鹿屋市白崎町の大海酒造協業組合(山下政寿理事長)は、平成15年度鹿児島県本格焼酎鑑評会で、優秀賞第1位を受賞し、12日鹿児島市の城山観光ホテルで行われた表彰式で表彰を受けた。同酒造は、平成12年度の鑑評会でも1位入賞を果たしており、この4年で1位を2度受賞の快挙に関係者は喜んでいる。
焼酎は今、全国的にブームで特に首都圏など、焼酎専門の焼酎バーができ、客が溢れるほどの人気となっており、各メーカーは注文に出荷が間に合わず、増産するほど。景気が低迷する中、焼酎業界が地域経済を支え、一翼を担っている。そういった大焼酎ブームの中での第1位、しかも平成12年度に続いての受賞で、大牟礼良行杜氏はじめ、これまでのこだわりがさらに脚光を浴びそうだ。
受賞についての本紙インタビューに、山下理事長は次の通りコメントした。
−受賞については。
山下=昨年はからいもが例年通りの豊作ではなく、せっかく第1位を頂いたのですが、現物がないというのが現状です。からいもが減収で目標通りの生産が出来なかった。
今のところ計画出荷をしており、よそも調整をしたりそういう傾向にあるなか、増産しているところもあって残念です。
−うれしい悲鳴というところですか?いま、焼酎が全国的に大ブームですが。
山下=鹿児島のイモ焼酎業界にとっては結構なことであり、この機会に業界自体がぐんと伸びてもらいたい。私どもも今年は十分に気合を入れて作っていかなければならないと思っています。
−地元はもちろんですが、東京辺りでの人気は。
山下=受賞した銘柄は、「さつま大海」と「さつまの海」ですが、東京辺りではやはり「海」が人気です。関東地方が従来から比べて大きく伸びています。
−昨年は、作業場を広げられたと聞きましたが、増産体制の準備は?
山下=私どもの工場では、1日の仕込みが白米4トン、カライモ20トン必要です。これを1日でも多くどれだけ伸ばしていけるか。2月がカライモの植付け前の一番大事なとき、例年よりかなり多めに植付けを行っていきたい。良い焼酎を作るためには、まず、良い麹が出来ることが第1の条件、麹米のしっかりとした蒸しができないといけない。
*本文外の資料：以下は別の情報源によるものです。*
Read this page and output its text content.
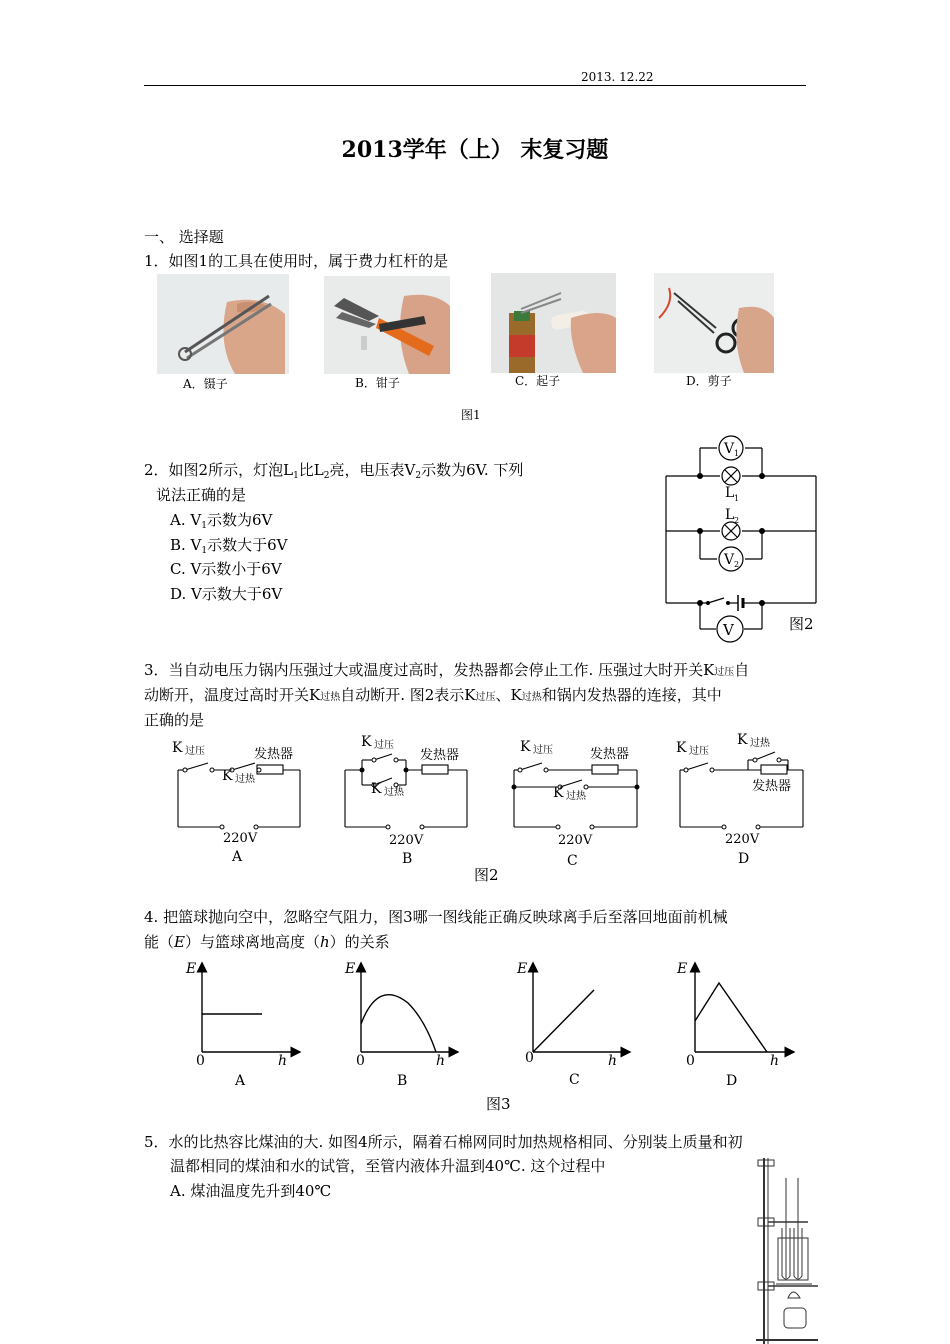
2013. 12.22
2013学年（上） 末复习题
一、 选择题
1．如图1的工具在使用时，属于费力杠杆的是
A．镊子	B．钳子	C．起子	D．剪子
图1
2．如图2所示，灯泡$L_1$比$L_2$亮，电压表$V_2$示数为6V. 下列
说法正确的是
A. $V_1$示数为6V
B. $V_1$示数大于6V
C. V示数小于6V
D. V示数大于6V
V 1
L 1
L 2
V 2
V	图2
3．当自动电压力锅内压强过大或温度过高时，发热器都会停止工作. 压强过大时开关K过压自
动断开，温度过高时开关K过热自动断开. 图2表示K过压、K过热和锅内发热器的连接，其中
正确的是
K 过压
K 过热
发热器
220V
A
K 过压
K 过热
发热器
220V
B
K 过压
K 过热
发热器
220V
C
K 过压
K 过热
发热器
220V
D
图2
4. 把篮球抛向空中，忽略空气阻力，图3哪一图线能正确反映球离手后至落回地面前机械
能（E）与篮球离地高度（h）的关系
E
h
0
A
E
h
0
B
E
h
0
C
E
h
0
D
图3
5．水的比热容比煤油的大. 如图4所示，隔着石棉网同时加热规格相同、分别装上质量和初
温都相同的煤油和水的试管，至管内液体升温到40℃. 这个过程中
A. 煤油温度先升到40℃
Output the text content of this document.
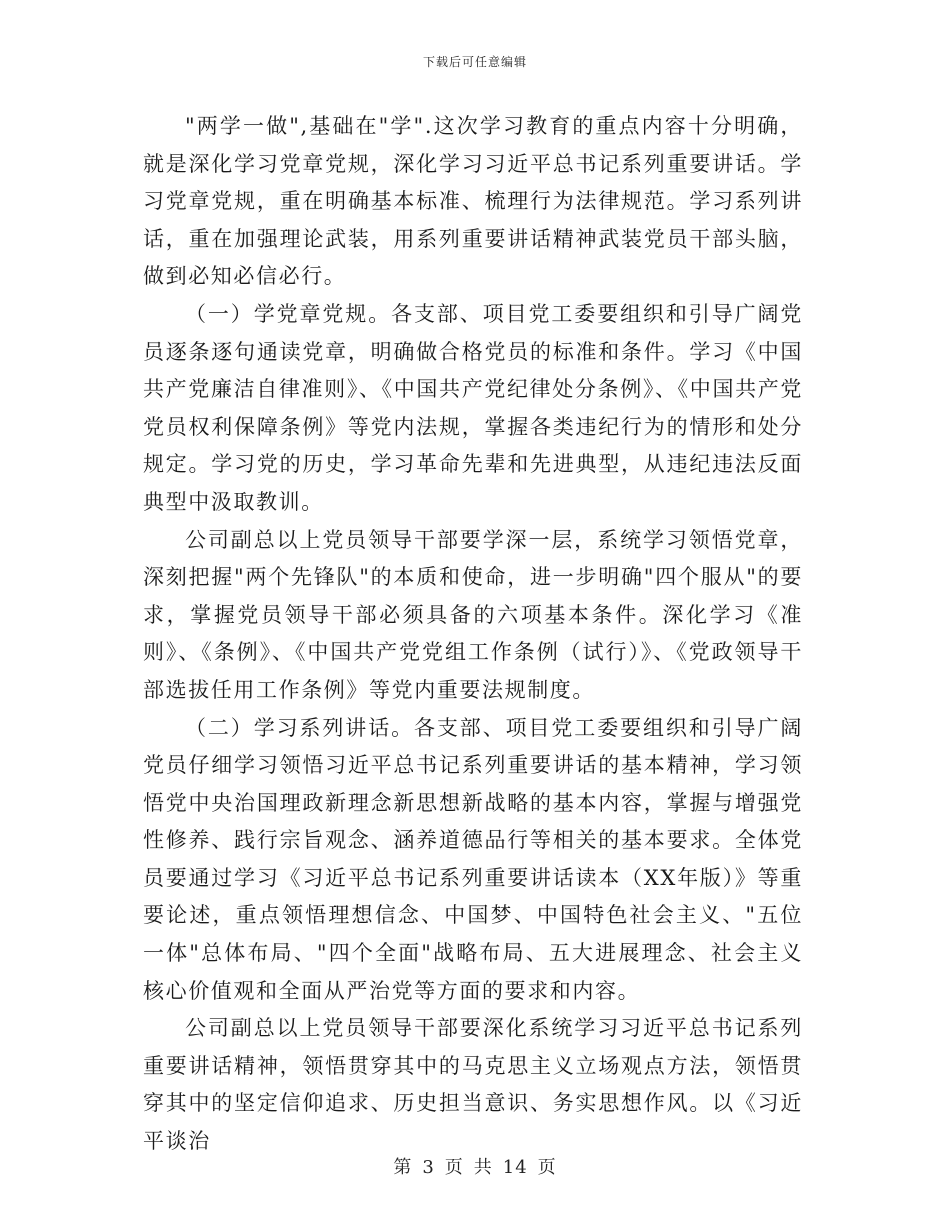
下载后可任意编辑

"两学一做",基础在"学".这次学习教育的重点内容十分明确，就是深化学习党章党规，深化学习习近平总书记系列重要讲话。学习党章党规，重在明确基本标准、梳理行为法律规范。学习系列讲话，重在加强理论武装，用系列重要讲话精神武装党员干部头脑，做到必知必信必行。

（一）学党章党规。各支部、项目党工委要组织和引导广阔党员逐条逐句通读党章，明确做合格党员的标准和条件。学习《中国共产党廉洁自律准则》、《中国共产党纪律处分条例》、《中国共产党党员权利保障条例》等党内法规，掌握各类违纪行为的情形和处分规定。学习党的历史，学习革命先辈和先进典型，从违纪违法反面典型中汲取教训。

公司副总以上党员领导干部要学深一层，系统学习领悟党章，深刻把握"两个先锋队"的本质和使命，进一步明确"四个服从"的要求，掌握党员领导干部必须具备的六项基本条件。深化学习《准则》、《条例》、《中国共产党党组工作条例（试行）》、《党政领导干部选拔任用工作条例》等党内重要法规制度。

（二）学习系列讲话。各支部、项目党工委要组织和引导广阔党员仔细学习领悟习近平总书记系列重要讲话的基本精神，学习领悟党中央治国理政新理念新思想新战略的基本内容，掌握与增强党性修养、践行宗旨观念、涵养道德品行等相关的基本要求。全体党员要通过学习《习近平总书记系列重要讲话读本（XX年版）》等重要论述，重点领悟理想信念、中国梦、中国特色社会主义、"五位一体"总体布局、"四个全面"战略布局、五大进展理念、社会主义核心价值观和全面从严治党等方面的要求和内容。

公司副总以上党员领导干部要深化系统学习习近平总书记系列重要讲话精神，领悟贯穿其中的马克思主义立场观点方法，领悟贯穿其中的坚定信仰追求、历史担当意识、务实思想作风。以《习近平谈治

第 3 页 共 14 页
また特に乙類焼酎は、イモにしろ米、麦などにしろ原料の特徴がしっかりと出る焼酎ですから、良いイモが獲れることが大事です。さらに杜氏や蔵の者が努力をしないと良いものが出来ない。4月からイモの植付けを行い、9月半ばに新焼酎が出来ますが、さらに努力を続けていきたい。
−さつま大海、イモ焼酎ファンにひとこと。
山下=今は、計画出荷をしており、あるもので食いつないでいくという状況で皆様に満足できる形で出せないですが、今後も良い焼酎を
造り続けていき、単なるブームで終わらせないようにがんばりますので、ご愛飲のほどよろしくお願いいたします。